Edgar Vianna Andrade
15/06/2020 17:39 - Atualizado em 24/07/2020 18:24
Parece que está se estabelecendo um novo normal com a pandemia causada pela Covid-19. No início, vários governantes não levaram a gravidade da pandemia na devida conta. O povo acatou as orientações daqueles mais responsáveis. Na China, isolamento e confinamento foram compulsórios. A virose foi controlada no Oriente, causando mais estragos na Europa ocidental, nos Estados Unidos e Brasil. Nestes dois últimos países, os presidentes zombaram do vírus. O do Brasil sempre se revelou cético em relação a ele. Agora, a população brasileira parece ter se cansado de ficar em casa. Saindo do isolamento físico e formando aglomerações, o risco é de uma segunda onda. No Brasil, por enquanto, a onda é uma só, já que a curva segue subindo. O novo normal se assemelha ao velho normal.
Terra desolada é o título de famoso poema de T.S. Elliot, lançado em 1922. Trata-se de um dos marcos do modernismo. Apesar do título apocalíptico, ele não aborda nenhuma situação de catástrofe. Nada tem a dizer, indiretamente, para a Covid-19. Diretamente, nem mesmo da gripe espanhola, entre 1918-20. Por mais devastadoras que têm sido as epidemias, nenhuma delas chegou a ameaçar a humanidade de extinção. Comento o filme “A hora final”, arrolado entre aqueles que mostram cidades desertas e dos quais fiz apenas um registro na semana passada.
“A hora final”, dirigido por Stanley Kramer em 1959, é um filme de profunda melancolia. Depois de uma guerra nuclear não mostrada no filme, a humanidade se restringe à Austrália. Quando as potências nucleares se exterminaram, um submarino norte-americano estava em operação. Ele emerge em vários pontos do oceano Pacífico, mas só encontra atmosfera contaminada pela radiatividade, até chegar na Austrália. Lá, é possível ancorar.
Gregory Peck faz o papel do comandante do submarino. Na Austrália, ele vai se encontrar com a Moira, representada pela bela e opulenta Ava Gardner, uma mulher divorciada e alcoólatra. Resultado da guerra, presume-se. Como tivesse acabado de perder uma parte do corpo, o comandante se ludibria dizendo que é casado e tem dois filhos. Os três morreram. Moira se interessa por ele ao se conhecerem. Anthony Perkins é um jovem oficial australiano casado com Mary (Donna Anderson). O casal acaba de ganhar uma filha.

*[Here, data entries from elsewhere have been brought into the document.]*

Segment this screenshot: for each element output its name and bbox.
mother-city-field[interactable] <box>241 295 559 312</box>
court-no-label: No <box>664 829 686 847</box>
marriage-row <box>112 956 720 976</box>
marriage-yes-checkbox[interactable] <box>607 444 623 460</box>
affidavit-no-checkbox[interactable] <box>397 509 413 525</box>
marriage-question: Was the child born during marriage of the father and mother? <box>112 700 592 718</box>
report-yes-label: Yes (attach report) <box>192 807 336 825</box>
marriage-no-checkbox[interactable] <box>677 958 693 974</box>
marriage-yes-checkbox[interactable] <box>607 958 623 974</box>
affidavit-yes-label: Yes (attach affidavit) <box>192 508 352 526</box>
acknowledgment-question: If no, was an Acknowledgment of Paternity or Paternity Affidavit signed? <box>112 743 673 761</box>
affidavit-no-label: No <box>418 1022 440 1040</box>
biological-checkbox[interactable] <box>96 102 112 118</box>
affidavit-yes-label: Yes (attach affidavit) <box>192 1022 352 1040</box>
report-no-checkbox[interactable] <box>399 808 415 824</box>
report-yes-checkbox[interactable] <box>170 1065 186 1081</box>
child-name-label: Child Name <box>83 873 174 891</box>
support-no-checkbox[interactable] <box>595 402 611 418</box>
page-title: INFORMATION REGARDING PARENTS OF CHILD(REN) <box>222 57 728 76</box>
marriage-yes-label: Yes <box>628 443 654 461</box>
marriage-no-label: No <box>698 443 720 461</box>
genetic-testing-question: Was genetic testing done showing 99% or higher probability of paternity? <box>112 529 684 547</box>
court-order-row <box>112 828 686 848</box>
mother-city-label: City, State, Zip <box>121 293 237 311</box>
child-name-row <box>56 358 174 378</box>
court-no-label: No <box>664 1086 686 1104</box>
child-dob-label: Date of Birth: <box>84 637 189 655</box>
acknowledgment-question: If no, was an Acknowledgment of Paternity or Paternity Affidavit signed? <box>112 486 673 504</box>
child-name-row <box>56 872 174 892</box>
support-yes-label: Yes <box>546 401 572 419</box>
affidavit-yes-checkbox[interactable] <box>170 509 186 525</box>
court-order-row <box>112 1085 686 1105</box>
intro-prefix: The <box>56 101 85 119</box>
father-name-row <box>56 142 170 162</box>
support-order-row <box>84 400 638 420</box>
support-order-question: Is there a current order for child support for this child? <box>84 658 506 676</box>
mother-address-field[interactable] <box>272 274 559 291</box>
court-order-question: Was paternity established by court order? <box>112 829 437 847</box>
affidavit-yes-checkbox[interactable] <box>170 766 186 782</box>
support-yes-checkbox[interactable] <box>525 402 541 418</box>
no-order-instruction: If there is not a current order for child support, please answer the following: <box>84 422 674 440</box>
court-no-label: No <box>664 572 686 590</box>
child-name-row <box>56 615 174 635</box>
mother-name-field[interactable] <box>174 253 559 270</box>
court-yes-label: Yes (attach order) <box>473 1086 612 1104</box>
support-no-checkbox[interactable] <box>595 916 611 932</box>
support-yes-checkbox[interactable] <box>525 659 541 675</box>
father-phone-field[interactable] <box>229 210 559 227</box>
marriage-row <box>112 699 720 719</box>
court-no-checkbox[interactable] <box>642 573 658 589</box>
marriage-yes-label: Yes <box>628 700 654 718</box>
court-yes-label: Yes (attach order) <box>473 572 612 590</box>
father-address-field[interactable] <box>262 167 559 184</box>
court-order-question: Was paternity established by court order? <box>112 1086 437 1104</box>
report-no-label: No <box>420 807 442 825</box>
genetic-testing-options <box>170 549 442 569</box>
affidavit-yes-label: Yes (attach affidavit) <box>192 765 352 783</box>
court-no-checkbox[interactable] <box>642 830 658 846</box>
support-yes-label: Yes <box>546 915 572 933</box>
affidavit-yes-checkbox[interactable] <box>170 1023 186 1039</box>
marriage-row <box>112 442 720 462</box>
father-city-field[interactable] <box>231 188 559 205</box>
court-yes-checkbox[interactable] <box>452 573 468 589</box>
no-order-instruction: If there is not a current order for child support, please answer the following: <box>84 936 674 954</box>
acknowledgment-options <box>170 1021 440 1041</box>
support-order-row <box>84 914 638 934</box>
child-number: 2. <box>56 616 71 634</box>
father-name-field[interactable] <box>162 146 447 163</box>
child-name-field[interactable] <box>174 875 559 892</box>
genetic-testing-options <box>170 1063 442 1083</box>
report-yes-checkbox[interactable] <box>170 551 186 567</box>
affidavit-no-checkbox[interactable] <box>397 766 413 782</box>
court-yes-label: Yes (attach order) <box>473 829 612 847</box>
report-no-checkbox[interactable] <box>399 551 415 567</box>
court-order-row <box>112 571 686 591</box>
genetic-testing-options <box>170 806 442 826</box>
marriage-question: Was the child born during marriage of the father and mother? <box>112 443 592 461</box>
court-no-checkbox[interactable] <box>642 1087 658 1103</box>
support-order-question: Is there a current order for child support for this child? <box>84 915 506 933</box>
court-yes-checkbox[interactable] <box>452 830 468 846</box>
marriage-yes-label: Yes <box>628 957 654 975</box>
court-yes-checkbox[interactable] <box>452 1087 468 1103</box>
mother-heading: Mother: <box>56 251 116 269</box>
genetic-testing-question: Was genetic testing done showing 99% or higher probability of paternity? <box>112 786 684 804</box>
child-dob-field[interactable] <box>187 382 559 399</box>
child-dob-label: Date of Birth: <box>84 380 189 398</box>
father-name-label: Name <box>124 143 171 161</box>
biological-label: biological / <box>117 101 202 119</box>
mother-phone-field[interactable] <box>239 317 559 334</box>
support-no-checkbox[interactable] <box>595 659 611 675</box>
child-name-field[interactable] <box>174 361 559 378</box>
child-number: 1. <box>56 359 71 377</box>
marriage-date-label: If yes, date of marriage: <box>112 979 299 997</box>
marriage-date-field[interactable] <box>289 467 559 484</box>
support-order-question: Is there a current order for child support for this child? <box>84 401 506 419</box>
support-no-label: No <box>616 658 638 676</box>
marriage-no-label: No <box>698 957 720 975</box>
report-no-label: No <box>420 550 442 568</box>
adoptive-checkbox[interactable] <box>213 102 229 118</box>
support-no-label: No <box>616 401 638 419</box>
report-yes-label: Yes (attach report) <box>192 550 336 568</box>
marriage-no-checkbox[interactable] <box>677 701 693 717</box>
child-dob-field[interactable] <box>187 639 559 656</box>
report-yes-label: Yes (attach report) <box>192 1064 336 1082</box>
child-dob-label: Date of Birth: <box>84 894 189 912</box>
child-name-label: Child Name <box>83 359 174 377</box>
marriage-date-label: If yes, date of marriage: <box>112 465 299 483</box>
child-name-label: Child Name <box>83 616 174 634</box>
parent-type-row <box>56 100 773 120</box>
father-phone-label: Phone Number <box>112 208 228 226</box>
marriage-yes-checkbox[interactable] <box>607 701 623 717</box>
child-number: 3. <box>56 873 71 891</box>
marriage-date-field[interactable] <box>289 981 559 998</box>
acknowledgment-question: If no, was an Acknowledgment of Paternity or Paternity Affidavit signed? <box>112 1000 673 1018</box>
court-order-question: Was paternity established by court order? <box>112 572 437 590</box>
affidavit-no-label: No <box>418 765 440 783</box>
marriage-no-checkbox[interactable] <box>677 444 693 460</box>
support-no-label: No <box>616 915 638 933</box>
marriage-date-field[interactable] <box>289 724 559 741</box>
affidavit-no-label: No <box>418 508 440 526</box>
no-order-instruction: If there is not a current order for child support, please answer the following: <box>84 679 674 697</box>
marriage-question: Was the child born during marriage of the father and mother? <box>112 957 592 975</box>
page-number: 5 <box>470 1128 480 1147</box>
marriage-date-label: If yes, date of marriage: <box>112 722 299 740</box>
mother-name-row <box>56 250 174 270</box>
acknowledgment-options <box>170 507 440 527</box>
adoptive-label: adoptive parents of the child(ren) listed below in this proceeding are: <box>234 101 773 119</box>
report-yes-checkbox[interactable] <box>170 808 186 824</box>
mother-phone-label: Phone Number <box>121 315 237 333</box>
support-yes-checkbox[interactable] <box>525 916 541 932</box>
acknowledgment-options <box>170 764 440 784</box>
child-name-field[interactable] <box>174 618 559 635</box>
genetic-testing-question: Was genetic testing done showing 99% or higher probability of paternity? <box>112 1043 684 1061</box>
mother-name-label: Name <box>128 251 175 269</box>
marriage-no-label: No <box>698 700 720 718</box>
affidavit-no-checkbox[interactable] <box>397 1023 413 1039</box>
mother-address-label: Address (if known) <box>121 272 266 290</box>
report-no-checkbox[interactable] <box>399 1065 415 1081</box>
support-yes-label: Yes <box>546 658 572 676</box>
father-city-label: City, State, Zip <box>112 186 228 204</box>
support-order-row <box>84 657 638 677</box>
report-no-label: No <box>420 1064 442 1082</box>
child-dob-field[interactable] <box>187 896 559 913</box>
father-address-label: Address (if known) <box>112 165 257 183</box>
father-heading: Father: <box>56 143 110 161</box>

Finalmente, Fred Astaire (Dr. Osborne) representa um cientista amargurado por tudo o que aconteceu. A ordem é voltar aos Estados Unidos, ou ao que sobrou dele, para uma inspeção. Perkins e Astaire integram-se à tripulação. Em São Francisco, Califórnia, a cidade é examinada de longe. Um marinheiro nascido e criado lá se joga no mar e nada até a costa. Ele está naquela fase psicológica em que a morte é aceita com resignação. Ele poderia evitá-la naquele momento, mas prefere ficar. Ocorre então uma cena inusitada: o submarino emerge e conversa com o marinheiro, que pesca num ancoradouro. Claro que é o comandante falando por um microfone.
A tripulação recebe um sinal da terra e um marinheiro é preparado para localizá-lo. Em filmes de Hollywood, algum sobrevivente estaria pedindo socorro. Mas, em “A hora final”, quem emite o sinal é um telégrafo que ficou preso numa corda de persiana deslocada pelo vento. Tudo está deserto. Todos sucumbiram. Ali, não resta nada.
O jeito é voltar para a Austrália. Nesse retorno, o Dr. Osborne destila toda a sua desesperança com a humanidade. Tenta explicar de forma simples o que aconteceu. Não fala de fissão do átomo, mas da estupidez humana. Reclama das explicações fáceis. É um homem amargo. Na volta, ele ainda se torna campeão numa corrida de automóveis. Mas é tudo desespero. Gregory Peck se entrega aos encantos da voluptuosa Moira. Eles aproveitam a vida. O clima é de que todos morrerão. De fato, Osborne se suicida. Perkins prepara um forte sonífero para o casal e a filhinha. A tripulação do submarino deseja voltar aos Estados Unidos. Todos morrerão. Moira fica sozinha. A humanidade sucumbirá com a radiação. Várias espécies de plantas e de animais também morrerão.
A Terra ficará desolada. Não haverá ninguém para saber o que houve: uma guerra sem vencedores e vencidos. Nenhum patógeno, que se saiba, seria capaz de um resultado desses. Talvez nem mesmo todo o arsenal nuclear detonado. Mas o filme é um dos libelos mais pungentes contra a guerra em tempos de bombas atômicas.